Remember that teens need a certain amount of time and space to pull away from parents — not totally away, but enough to form their own opinions, identity, and values. When you experience this withdrawal, realize it’s a normal part of your teen’s developmental passage. Don’t personalize it. Instead, help your teen know that it’s a good thing for him and that you’ll be there when he wants to reconnect.
Fear of Anger
Adolescents get angry a lot. They live in protest mode, so it is second nature for them to get mad at everything in the world, especially their parents. But some parents are conflict-phobic — they are uncomfortable and afraid of being the object of their teen’s wrath, and so they avoid setting the limits their teen needs. However, this teaches adolescents that if they throw a tantrum, they can get out of a limit. Teens who learn this will also have difficulty experiencing healthy adult relationships. To help your child avoid this relational future, you’ll want to teach him to accept responsibilities in relationships without having outbursts.
Many parents who fear their teen’s anger have either had little experience in dealing with anger or had some very negative experiences. Whichever the case, these parents have few tools to deal with angry people, so they avoid confronting them because it’s too uncomfortable.
If this is your struggle, in addition to fearing your teen’s anger, you may also fear the strength of your own anger. To resolve this fear, learn to experience and normalize anger — your own and others’ — as a part of life. Make this an intentional item of growth for yourself.
You can get used to angry feelings by dealing with them in your own supportive relationships. Tell others about your discomfort with anger, and practice expressing your anger in safe relationships. Also learn how to listen while others express their anger. Instead of panicking or fearing the worst, focus on what the person has to say and then have a conversation about it. Dr. Cloud’s and my book How to Have That Difficult Conversation You’ve Been Avoiding13 may be a good resource for helping you learn how to have healthy, confrontational conversations so that you can work through your fear of anger.

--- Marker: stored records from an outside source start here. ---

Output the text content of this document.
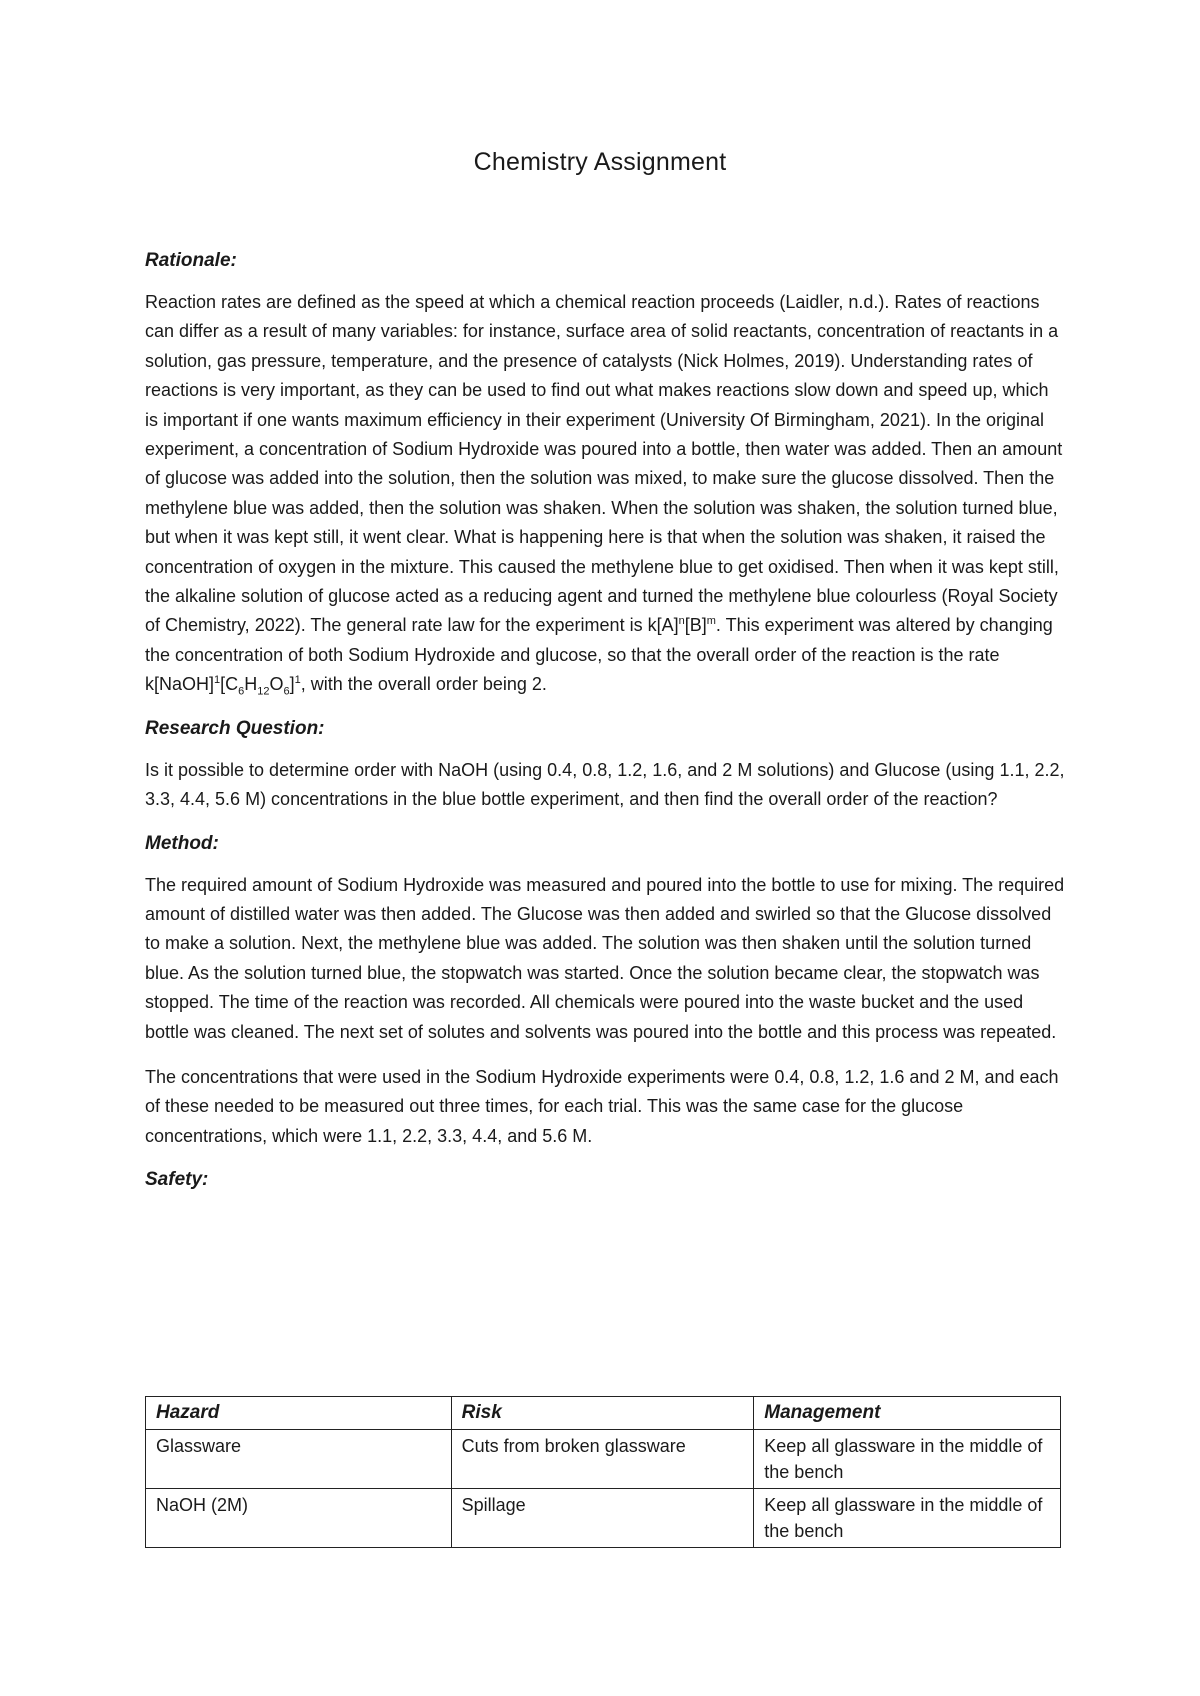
Chemistry Assignment
Rationale:

Reaction rates are defined as the speed at which a chemical reaction proceeds (Laidler, n.d.). Rates of reactions can differ as a result of many variables: for instance, surface area of solid reactants, concentration of reactants in a solution, gas pressure, temperature, and the presence of catalysts (Nick Holmes, 2019). Understanding rates of reactions is very important, as they can be used to find out what makes reactions slow down and speed up, which is important if one wants maximum efficiency in their experiment (University Of Birmingham, 2021). In the original experiment, a concentration of Sodium Hydroxide was poured into a bottle, then water was added. Then an amount of glucose was added into the solution, then the solution was mixed, to make sure the glucose dissolved. Then the methylene blue was added, then the solution was shaken. When the solution was shaken, the solution turned blue, but when it was kept still, it went clear. What is happening here is that when the solution was shaken, it raised the concentration of oxygen in the mixture. This caused the methylene blue to get oxidised. Then when it was kept still, the alkaline solution of glucose acted as a reducing agent and turned the methylene blue colourless (Royal Society of Chemistry, 2022). The general rate law for the experiment is $k[A]^n[B]^m$. This experiment was altered by changing the concentration of both Sodium Hydroxide and glucose, so that the overall order of the reaction is the rate $k[NaOH]^1[C_6H_{12}O_6]^1$, with the overall order being 2.

Research Question:

Is it possible to determine order with NaOH (using 0.4, 0.8, 1.2, 1.6, and 2 M solutions) and Glucose (using 1.1, 2.2, 3.3, 4.4, 5.6 M) concentrations in the blue bottle experiment, and then find the overall order of the reaction?

Method:

The required amount of Sodium Hydroxide was measured and poured into the bottle to use for mixing. The required amount of distilled water was then added. The Glucose was then added and swirled so that the Glucose dissolved to make a solution. Next, the methylene blue was added. The solution was then shaken until the solution turned blue. As the solution turned blue, the stopwatch was started. Once the solution became clear, the stopwatch was stopped. The time of the reaction was recorded. All chemicals were poured into the waste bucket and the used bottle was cleaned. The next set of solutes and solvents was poured into the bottle and this process was repeated.

The concentrations that were used in the Sodium Hydroxide experiments were 0.4, 0.8, 1.2, 1.6 and 2 M, and each of these needed to be measured out three times, for each trial. This was the same case for the glucose concentrations, which were 1.1, 2.2, 3.3, 4.4, and 5.6 M.

Safety:
Hazard	Risk	Management
Glassware	Cuts from broken glassware	Keep all glassware in the middle of the bench
NaOH (2M)	Spillage	Keep all glassware in the middle of the bench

If your teen is never angry with you, you’re probably doing something wrong! So let your teen get mad at you, and stay present with her, as long as she is in some sort of control of herself. Remind yourself that when parents hold to the established limits, adolescents respond in anger. This is normal. If you can stay with your teen’s anger and still love her while holding the line, she can more readily learn to give in and let go of her anger, which is a major step toward maturity. The task is to stay connected to your teen even while she is angry, and yet still hold the line. With this approach, she can more readily accept your limit and give up her angry protest of your rules.
Guilt and fear don’t have to paralyze you so that you can’t set limits with your teen. The more you work out your own struggles with these unhelpful emotions, the better equipped you will be to help your teen experience and accept your love and your limits.